Submitted to: Plant and Animal Genome Conference
Publication Type: Abstract Only
Publication Acceptance Date: 10/12/2022
Publication Date: 1/18/2023
Citation: Lourenco, D., Cesarani, A., Tsuruta, S., Nicolazzi, E.L., Van Raden, P.M., Misztal, I. 2023. Big data genomic analysis in dairy cattle [abstract]. Plant and Animal Genome Conference. Available: https://plan.core-apps.com/pag_2023/abstract/e21f9b00-a05e-48b4-92b5-2ad3192a0208.

Interpretive Summary:

Technical Abstract: Genomic data is accumulating fast to the point where we wonder whether all genotyped individuals can be used in prediction models. With single-step genomic BLUP (ssGBLUP), all genotyped and non-genotyped individuals are combined in a single analysis. When the number of genotyped individuals surpasses 100k, special algorithms to obtain the inverse of the genomic relationship matrix (G^-1) make ssGBLUP feasible. One example is the algorithm for proven and young (APY), which provides a sparse representation of G^-1 because it uses recursions based on a set of core genotyped animals. We used ssGBLUP with APY to run genomic evaluations for almost 4 million genotyped dairy cattle. The analysis involved five of the most used breeds in the US: Holstein, Jersey, Brown Swiss, Ayrshire, and Guernsey. Respectively, the number of genotyped animals was 3.4M, 427.3K, 47.3K, 9.2K, and 5K. Single- and multi-breed evaluations were compared, and the objective was to obtain GEBV reliability (bulls) and predictivity (cows) in the multi-breed that were at least the same as in single-breed analyses.
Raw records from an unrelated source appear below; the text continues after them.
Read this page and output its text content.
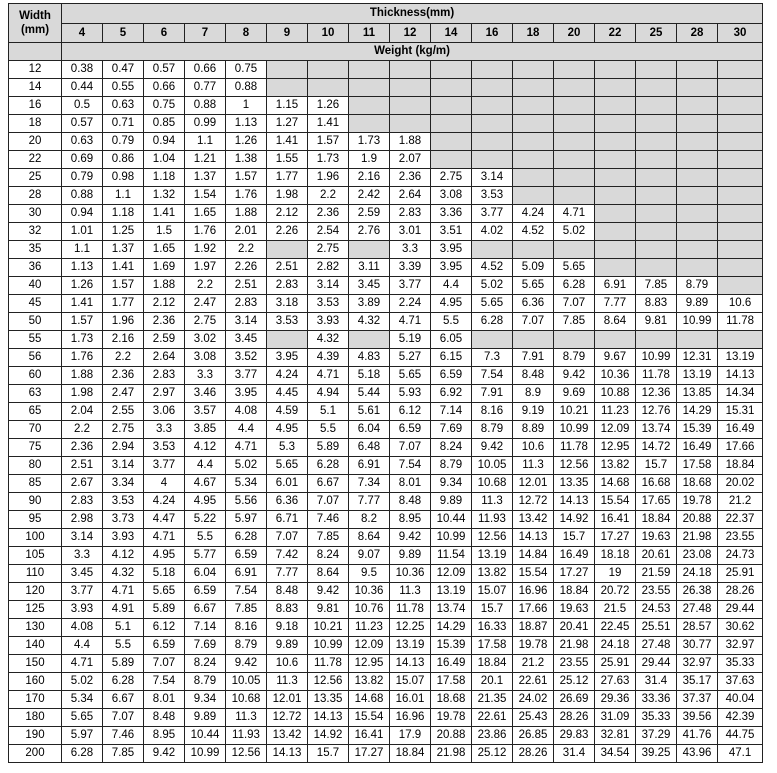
Width
(mm)	Thickness(mm)																
	4	5	6	7	8	9	10	11	12	14	16	18	20	22	25	28	30
	Weight (kg/m)																
12	0.38	0.47	0.57	0.66	0.75												
14	0.44	0.55	0.66	0.77	0.88												
16	0.5	0.63	0.75	0.88	1	1.15	1.26										
18	0.57	0.71	0.85	0.99	1.13	1.27	1.41										
20	0.63	0.79	0.94	1.1	1.26	1.41	1.57	1.73	1.88								
22	0.69	0.86	1.04	1.21	1.38	1.55	1.73	1.9	2.07								
25	0.79	0.98	1.18	1.37	1.57	1.77	1.96	2.16	2.36	2.75	3.14						
28	0.88	1.1	1.32	1.54	1.76	1.98	2.2	2.42	2.64	3.08	3.53						
30	0.94	1.18	1.41	1.65	1.88	2.12	2.36	2.59	2.83	3.36	3.77	4.24	4.71				
32	1.01	1.25	1.5	1.76	2.01	2.26	2.54	2.76	3.01	3.51	4.02	4.52	5.02				
35	1.1	1.37	1.65	1.92	2.2		2.75		3.3	3.95							
36	1.13	1.41	1.69	1.97	2.26	2.51	2.82	3.11	3.39	3.95	4.52	5.09	5.65				
40	1.26	1.57	1.88	2.2	2.51	2.83	3.14	3.45	3.77	4.4	5.02	5.65	6.28	6.91	7.85	8.79	
45	1.41	1.77	2.12	2.47	2.83	3.18	3.53	3.89	2.24	4.95	5.65	6.36	7.07	7.77	8.83	9.89	10.6
50	1.57	1.96	2.36	2.75	3.14	3.53	3.93	4.32	4.71	5.5	6.28	7.07	7.85	8.64	9.81	10.99	11.78
55	1.73	2.16	2.59	3.02	3.45		4.32		5.19	6.05							
56	1.76	2.2	2.64	3.08	3.52	3.95	4.39	4.83	5.27	6.15	7.3	7.91	8.79	9.67	10.99	12.31	13.19
60	1.88	2.36	2.83	3.3	3.77	4.24	4.71	5.18	5.65	6.59	7.54	8.48	9.42	10.36	11.78	13.19	14.13
63	1.98	2.47	2.97	3.46	3.95	4.45	4.94	5.44	5.93	6.92	7.91	8.9	9.69	10.88	12.36	13.85	14.34
65	2.04	2.55	3.06	3.57	4.08	4.59	5.1	5.61	6.12	7.14	8.16	9.19	10.21	11.23	12.76	14.29	15.31
70	2.2	2.75	3.3	3.85	4.4	4.95	5.5	6.04	6.59	7.69	8.79	8.89	10.99	12.09	13.74	15.39	16.49
75	2.36	2.94	3.53	4.12	4.71	5.3	5.89	6.48	7.07	8.24	9.42	10.6	11.78	12.95	14.72	16.49	17.66
80	2.51	3.14	3.77	4.4	5.02	5.65	6.28	6.91	7.54	8.79	10.05	11.3	12.56	13.82	15.7	17.58	18.84
85	2.67	3.34	4	4.67	5.34	6.01	6.67	7.34	8.01	9.34	10.68	12.01	13.35	14.68	16.68	18.68	20.02
90	2.83	3.53	4.24	4.95	5.56	6.36	7.07	7.77	8.48	9.89	11.3	12.72	14.13	15.54	17.65	19.78	21.2
95	2.98	3.73	4.47	5.22	5.97	6.71	7.46	8.2	8.95	10.44	11.93	13.42	14.92	16.41	18.84	20.88	22.37
100	3.14	3.93	4.71	5.5	6.28	7.07	7.85	8.64	9.42	10.99	12.56	14.13	15.7	17.27	19.63	21.98	23.55
105	3.3	4.12	4.95	5.77	6.59	7.42	8.24	9.07	9.89	11.54	13.19	14.84	16.49	18.18	20.61	23.08	24.73
110	3.45	4.32	5.18	6.04	6.91	7.77	8.64	9.5	10.36	12.09	13.82	15.54	17.27	19	21.59	24.18	25.91
120	3.77	4.71	5.65	6.59	7.54	8.48	9.42	10.36	11.3	13.19	15.07	16.96	18.84	20.72	23.55	26.38	28.26
125	3.93	4.91	5.89	6.67	7.85	8.83	9.81	10.76	11.78	13.74	15.7	17.66	19.63	21.5	24.53	27.48	29.44
130	4.08	5.1	6.12	7.14	8.16	9.18	10.21	11.23	12.25	14.29	16.33	18.87	20.41	22.45	25.51	28.57	30.62
140	4.4	5.5	6.59	7.69	8.79	9.89	10.99	12.09	13.19	15.39	17.58	19.78	21.98	24.18	27.48	30.77	32.97
150	4.71	5.89	7.07	8.24	9.42	10.6	11.78	12.95	14.13	16.49	18.84	21.2	23.55	25.91	29.44	32.97	35.33
160	5.02	6.28	7.54	8.79	10.05	11.3	12.56	13.82	15.07	17.58	20.1	22.61	25.12	27.63	31.4	35.17	37.63
170	5.34	6.67	8.01	9.34	10.68	12.01	13.35	14.68	16.01	18.68	21.35	24.02	26.69	29.36	33.36	37.37	40.04
180	5.65	7.07	8.48	9.89	11.3	12.72	14.13	15.54	16.96	19.78	22.61	25.43	28.26	31.09	35.33	39.56	42.39
190	5.97	7.46	8.95	10.44	11.93	13.42	14.92	16.41	17.9	20.88	23.86	26.85	29.83	32.81	37.29	41.76	44.75
200	6.28	7.85	9.42	10.99	12.56	14.13	15.7	17.27	18.84	21.98	25.12	28.26	31.4	34.54	39.25	43.96	47.1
The combined evaluation comprised 29M pedigreed animals, of which 3.9M had genotypes, and 19M cows had 45M phenotypes for milk, fat, and protein in several lactations. Combining breeds with different amounts of data is challenging, especially if genomic information is used. The number of core animals in APY had to represent the dimensionality of genomic information within each breed, therefore, 45K. Changes in software and models were required to enable such a large-scale evaluation with a reasonable computing time. Reliability and predictivity in the multi-breed evaluation were like those in the single-breed, and the combined evaluation required 72 hours to finish. Our results show that large-scale multi-breed ssGBLUP evaluations are computationally feasible.